As investment firms continue to deal with the immediate impacts of Covid-19, new questions are constantly emerging about how the pandemic will affect those working in the sector over the longer term.
Investment professionals and those looking to enter the sector want to know what the pandemic means for their careers, and which skills they need to develop for the post-pandemic world.
Impact on career development
Economic uncertainty resulting from Covid-19 is set to continue for the next year at least, and firms are now thinking about how they will need to restructure to meet the new challenges they face while continuing to serve their clients to the highest standard.
We have already seen major shifts from active to passive investing, and in firms reorienting themselves from product providers to solutions providers. As a result of this pandemic, we can now expect further shifts.
Investment houses will need to be disciplined with costs and very deliberate in the use of human capital. The pandemic has also changed the way people work and, while it has proven that flexible structures can get the job done, it has called into question traditional working practices.

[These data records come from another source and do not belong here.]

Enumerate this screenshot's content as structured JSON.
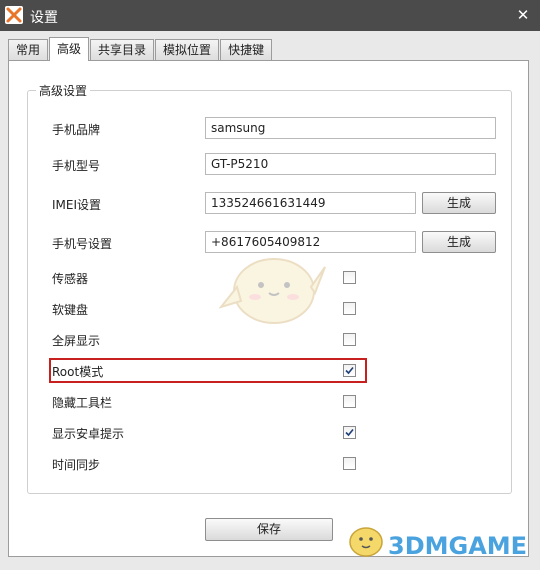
{
  "window": {
    "title": "设置",
    "close_glyph": "✕"
  },
  "tabs": [
    {
      "label": "常用",
      "active": false
    },
    {
      "label": "高级",
      "active": true
    },
    {
      "label": "共享目录",
      "active": false
    },
    {
      "label": "模拟位置",
      "active": false
    },
    {
      "label": "快捷键",
      "active": false
    }
  ],
  "group": {
    "title": "高级设置",
    "phone_brand": {
      "label": "手机品牌",
      "value": "samsung"
    },
    "phone_model": {
      "label": "手机型号",
      "value": "GT-P5210"
    },
    "imei": {
      "label": "IMEI设置",
      "value": "133524661631449",
      "button": "生成"
    },
    "phone_number": {
      "label": "手机号设置",
      "value": "+8617605409812",
      "button": "生成"
    },
    "options": [
      {
        "label": "传感器",
        "checked": false
      },
      {
        "label": "软键盘",
        "checked": false
      },
      {
        "label": "全屏显示",
        "checked": false
      },
      {
        "label": "Root模式",
        "checked": true
      },
      {
        "label": "隐藏工具栏",
        "checked": false
      },
      {
        "label": "显示安卓提示",
        "checked": true
      },
      {
        "label": "时间同步",
        "checked": false
      }
    ]
  },
  "save_button": "保存",
  "watermark": {
    "text": "3DMGAME"
  },
  "colors": {
    "titlebar": "#4b4b4b",
    "highlight": "#c81f1f",
    "watermark": "#4aa3df"
  }
}
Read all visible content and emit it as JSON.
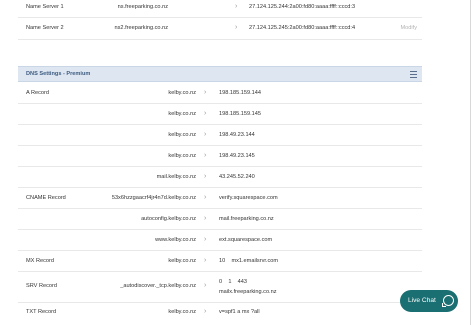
{
  "name_servers": [
    {
      "label": "Name Server 1",
      "host": "ns.freeparking.co.nz",
      "value": "27.124.125.244:2a00:fd80:aaaa:ffff::cccd:3",
      "action": ""
    },
    {
      "label": "Name Server 2",
      "host": "ns2.freeparking.co.nz",
      "value": "27.124.125.245:2a00:fd80:aaaa:ffff::cccd:4",
      "action": "Modify"
    }
  ],
  "dns_section": {
    "title": "DNS Settings - Premium",
    "menu_icon": "hamburger-menu-icon"
  },
  "records": [
    {
      "label": "A Record",
      "host": "kelby.co.nz",
      "value": "198.185.159.144",
      "value2": ""
    },
    {
      "label": "",
      "host": "kelby.co.nz",
      "value": "198.185.159.145",
      "value2": ""
    },
    {
      "label": "",
      "host": "kelby.co.nz",
      "value": "198.49.23.144",
      "value2": ""
    },
    {
      "label": "",
      "host": "kelby.co.nz",
      "value": "198.49.23.145",
      "value2": ""
    },
    {
      "label": "",
      "host": "mail.kelby.co.nz",
      "value": "43.245.52.240",
      "value2": ""
    },
    {
      "label": "CNAME Record",
      "host": "53x6hzzgaacrf4jr4n7d.kelby.co.nz",
      "value": "verify.squarespace.com",
      "value2": ""
    },
    {
      "label": "",
      "host": "autoconfig.kelby.co.nz",
      "value": "mail.freeparking.co.nz",
      "value2": ""
    },
    {
      "label": "",
      "host": "www.kelby.co.nz",
      "value": "ext.squarespace.com",
      "value2": ""
    },
    {
      "label": "MX Record",
      "host": "kelby.co.nz",
      "value": "10    mx1.emailsrvr.com",
      "value2": ""
    },
    {
      "label": "SRV Record",
      "host": "_autodiscover._tcp.kelby.co.nz",
      "value": "0    1    443",
      "value2": "mailx.freeparking.co.nz"
    },
    {
      "label": "TXT Record",
      "host": "kelby.co.nz",
      "value": "v=spf1 a mx ?all",
      "value2": ""
    }
  ],
  "chevron_icon": "chevron-right-icon",
  "live_chat": {
    "label": "Live Chat",
    "icon": "chat-bubble-icon",
    "color": "#1a6f72"
  }
}
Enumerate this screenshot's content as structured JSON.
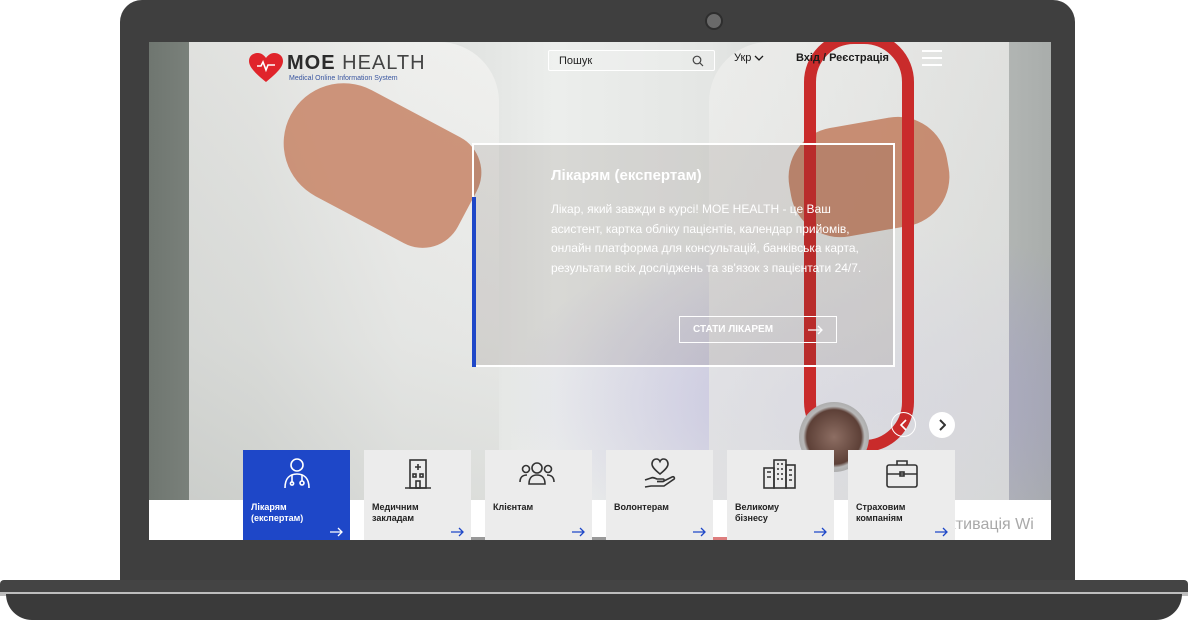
{
  "brand": {
    "name_bold": "МОЕ",
    "name_light": "HEALTH",
    "tagline": "Medical Online Information System"
  },
  "header": {
    "search_placeholder": "Пошук",
    "language": "Укр",
    "login_label": "Вхід / Реєстрація"
  },
  "hero": {
    "title": "Лікарям (експертам)",
    "text": "Лікар, який завжди в курсі! МОЕ HEALTH - це Ваш асистент, картка обліку пацієнтів, календар прийомів, онлайн платформа для консультацій, банківська карта, результати всіх досліджень та зв'язок з пацієнтати 24/7.",
    "cta_label": "СТАТИ ЛІКАРЕМ"
  },
  "categories": [
    {
      "label": "Лікарям (експертам)",
      "icon": "doctor-icon",
      "active": true
    },
    {
      "label": "Медичним закладам",
      "icon": "hospital-icon",
      "active": false
    },
    {
      "label": "Клієнтам",
      "icon": "people-icon",
      "active": false
    },
    {
      "label": "Волонтерам",
      "icon": "heart-hand-icon",
      "active": false
    },
    {
      "label": "Великому бізнесу",
      "icon": "buildings-icon",
      "active": false
    },
    {
      "label": "Страховим компаніям",
      "icon": "briefcase-icon",
      "active": false
    }
  ],
  "watermark": "Активація Wi",
  "colors": {
    "accent": "#1e47c8",
    "laptop": "#3f3f3f",
    "brand_red": "#e0242b",
    "tile_bg": "#ececec"
  }
}
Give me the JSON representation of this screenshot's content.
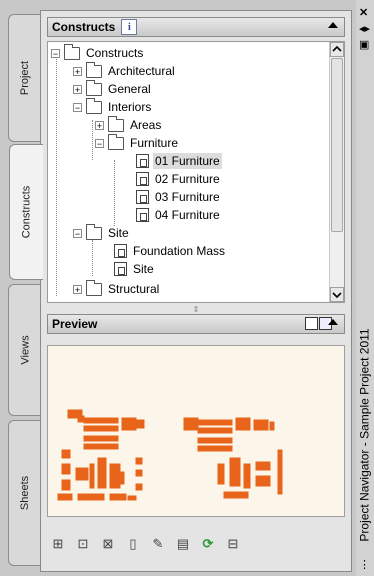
{
  "tabs": [
    "Project",
    "Constructs",
    "Views",
    "Sheets"
  ],
  "constructs_panel": {
    "title": "Constructs",
    "info": "i"
  },
  "tree": [
    {
      "label": "Constructs",
      "pm": "−",
      "icon": "folder-open"
    },
    {
      "label": "Architectural",
      "pm": "+",
      "icon": "folder"
    },
    {
      "label": "General",
      "pm": "+",
      "icon": "folder"
    },
    {
      "label": "Interiors",
      "pm": "−",
      "icon": "folder-open"
    },
    {
      "label": "Areas",
      "pm": "+",
      "icon": "folder"
    },
    {
      "label": "Furniture",
      "pm": "−",
      "icon": "folder-open"
    },
    {
      "label": "01 Furniture",
      "icon": "construct-doc",
      "selected": true
    },
    {
      "label": "02 Furniture",
      "icon": "construct-doc"
    },
    {
      "label": "03 Furniture",
      "icon": "construct-doc"
    },
    {
      "label": "04 Furniture",
      "icon": "construct-doc"
    },
    {
      "label": "Site",
      "pm": "−",
      "icon": "folder-open"
    },
    {
      "label": "Foundation Mass",
      "icon": "construct-doc"
    },
    {
      "label": "Site",
      "icon": "construct-doc"
    },
    {
      "label": "Structural",
      "pm": "+",
      "icon": "folder"
    }
  ],
  "preview_panel": {
    "title": "Preview"
  },
  "palette_title": "Project Navigator - Sample Project 2011",
  "close_glyph": "✕",
  "colors": {
    "preview_bg": "#fbf6e9",
    "drawing": "#e8641a"
  }
}
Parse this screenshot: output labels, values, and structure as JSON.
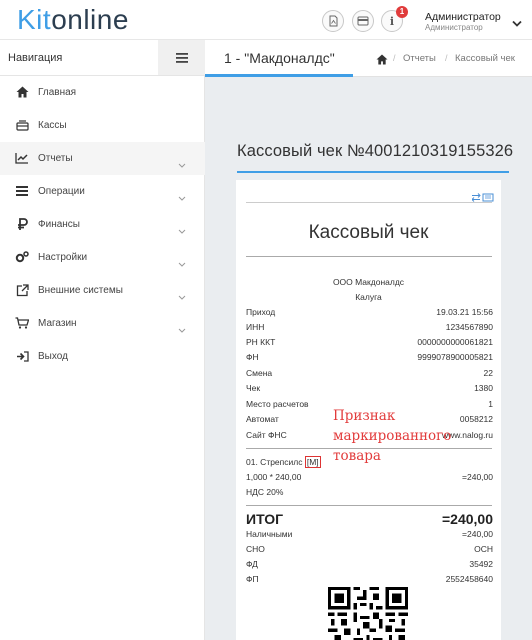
{
  "app": {
    "logo_part1": "Kit",
    "logo_part2": "online",
    "notification_count": "1",
    "user_name": "Администратор",
    "user_role": "Администратор"
  },
  "sidebar": {
    "title": "Навигация",
    "items": [
      {
        "label": "Главная",
        "icon": "home-icon",
        "has_chevron": false
      },
      {
        "label": "Кассы",
        "icon": "cash-register-icon",
        "has_chevron": false
      },
      {
        "label": "Отчеты",
        "icon": "chart-icon",
        "has_chevron": true
      },
      {
        "label": "Операции",
        "icon": "list-icon",
        "has_chevron": true
      },
      {
        "label": "Финансы",
        "icon": "ruble-icon",
        "has_chevron": true
      },
      {
        "label": "Настройки",
        "icon": "gears-icon",
        "has_chevron": true
      },
      {
        "label": "Внешние системы",
        "icon": "external-link-icon",
        "has_chevron": true
      },
      {
        "label": "Магазин",
        "icon": "cart-icon",
        "has_chevron": true
      },
      {
        "label": "Выход",
        "icon": "logout-icon",
        "has_chevron": false
      }
    ]
  },
  "header": {
    "tab_title": "1 - \"Макдоналдс\"",
    "breadcrumb": [
      "Отчеты",
      "Кассовый чек"
    ]
  },
  "page": {
    "title": "Кассовый чек №4001210319155326"
  },
  "receipt": {
    "heading": "Кассовый чек",
    "org_name": "ООО Макдоналдс",
    "org_city": "Калуга",
    "rows": [
      {
        "key": "Приход",
        "value": "19.03.21 15:56"
      },
      {
        "key": "ИНН",
        "value": "1234567890"
      },
      {
        "key": "РН ККТ",
        "value": "0000000000061821"
      },
      {
        "key": "ФН",
        "value": "9999078900005821"
      },
      {
        "key": "Смена",
        "value": "22"
      },
      {
        "key": "Чек",
        "value": "1380"
      },
      {
        "key": "Место расчетов",
        "value": "1"
      },
      {
        "key": "Автомат",
        "value": "0058212"
      },
      {
        "key": "Сайт ФНС",
        "value": "www.nalog.ru"
      }
    ],
    "item_name": "01. Стрепсилс",
    "item_mark": "[M]",
    "item_calc": "1,000 * 240,00",
    "item_sum": "=240,00",
    "item_vat": "НДС 20%",
    "total_label": "ИТОГ",
    "total_value": "=240,00",
    "footer_rows": [
      {
        "key": "Наличными",
        "value": "=240,00"
      },
      {
        "key": "СНО",
        "value": "ОСН"
      },
      {
        "key": "ФД",
        "value": "35492"
      },
      {
        "key": "ФП",
        "value": "2552458640"
      }
    ]
  },
  "annotation": {
    "text": "Признак\nмаркированного\nтовара"
  },
  "colors": {
    "accent": "#3f9ee6",
    "annotation": "#e23b3b",
    "badge": "#e03b3b"
  }
}
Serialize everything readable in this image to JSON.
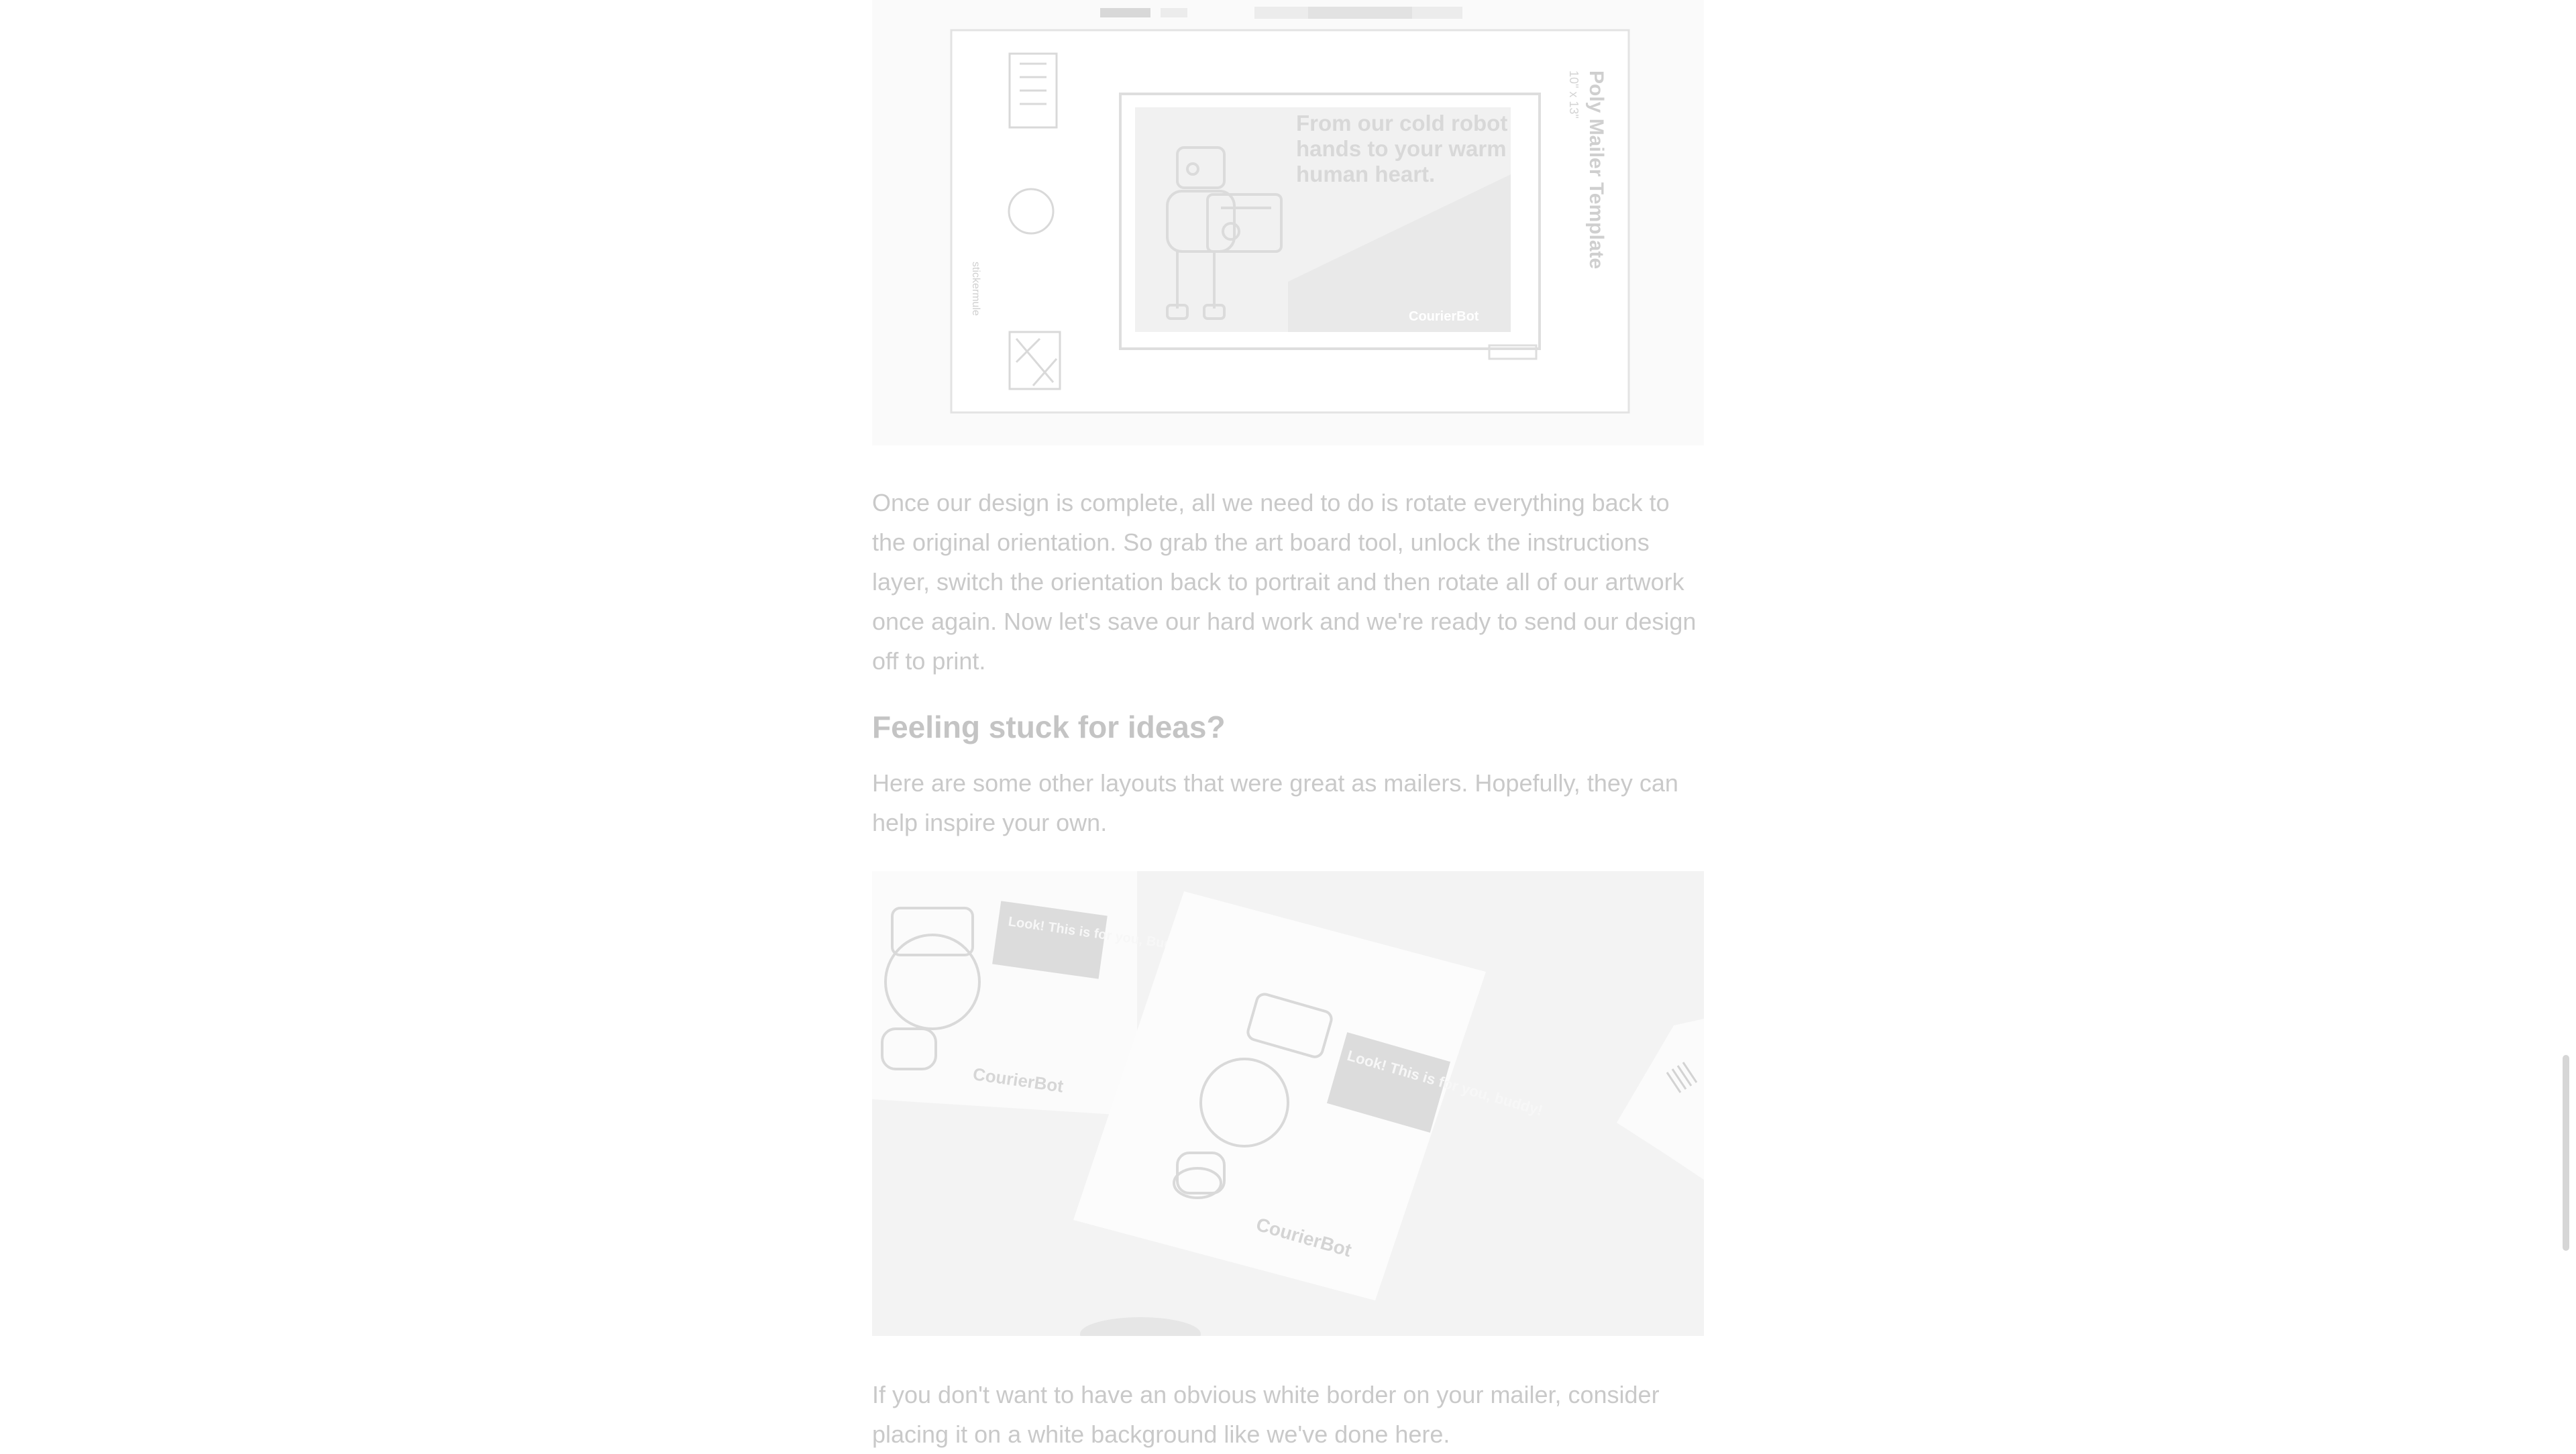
{
  "article": {
    "paragraph_1": "Once our design is complete, all we need to do is rotate everything back to the original orientation. So grab the art board tool, unlock the instructions layer, switch the orientation back to portrait and then rotate all of our artwork once again. Now let's save our hard work and we're ready to send our design off to print.",
    "heading": "Feeling stuck for ideas?",
    "paragraph_2": "Here are some other layouts that were great as mailers. Hopefully, they can help inspire your own.",
    "paragraph_3": "If you don't want to have an obvious white border on your mailer, consider placing it on a white background like we've done here."
  },
  "figure_1": {
    "template_title": "Poly Mailer Template",
    "template_size": "10\" x 13\"",
    "brand": "stickermule",
    "headline_line_1": "From our cold robot",
    "headline_line_2": "hands to your warm",
    "headline_line_3": "human heart.",
    "footer_brand": "CourierBot"
  },
  "figure_2": {
    "brand_left": "CourierBot",
    "brand_center": "CourierBot",
    "speech_left": "Look! This is for you, Buddy.",
    "speech_center": "Look! This is for you, buddy!"
  },
  "colors": {
    "text": "#c9c9c9",
    "heading": "#c4c4c4",
    "figure_bg": "#fafafa",
    "photo_bg": "#f2f2f2"
  }
}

As companies digest what these challenges and learnings mean for them, we may see more reticence to recruit new people or make other significant changes to teams.
Professionals already in the sector might find it harder to move between roles, slowing the pace of their career development.
Certain areas of the profession might struggle more than others. Some of our members are expecting fewer positions to be created for pure finance roles, while anticipating opportunities to continue emerging in the main growth areas we were seeing before the pandemic - fields such as ESG, big data and artificial intelligence (AI).
For those looking to start out in the investment profession, the situation is complex. Remote working is continuing to be the norm for many companies and, while reports suggest workers have taken to mastering virtual forms of communication well, it is still difficult to learn skills this way and even harder for new joiners.
They can be instructed via video calls and effective mentoring arrangements can be put in place, but virtual tools are ultimately a stop-gap.
For new employees finding their feet, there is nothing that replaces being in the office of an organisation, observing behaviours and seeing how people interact.
There is also no easy solution when it comes to holding interviews and arranging internships virtually. They can be done, but both inevitably work better in person.
It is not all bad news, though. The pandemic has encouraged firms to think more freely and we are likely to see them increasingly hiring people with new skills and different backgrounds.
Businesses are more conscious of the need to respond to rapidly changing environments and they know that to respond flexibly, they need people who think differently from one another - a team that only looks at a problem or opportunity through one lens will see it in only one way.
As firms look for employees with the skills and knowledge to provide new solutions and strategies, we will see an increased and welcome diversity in the sector.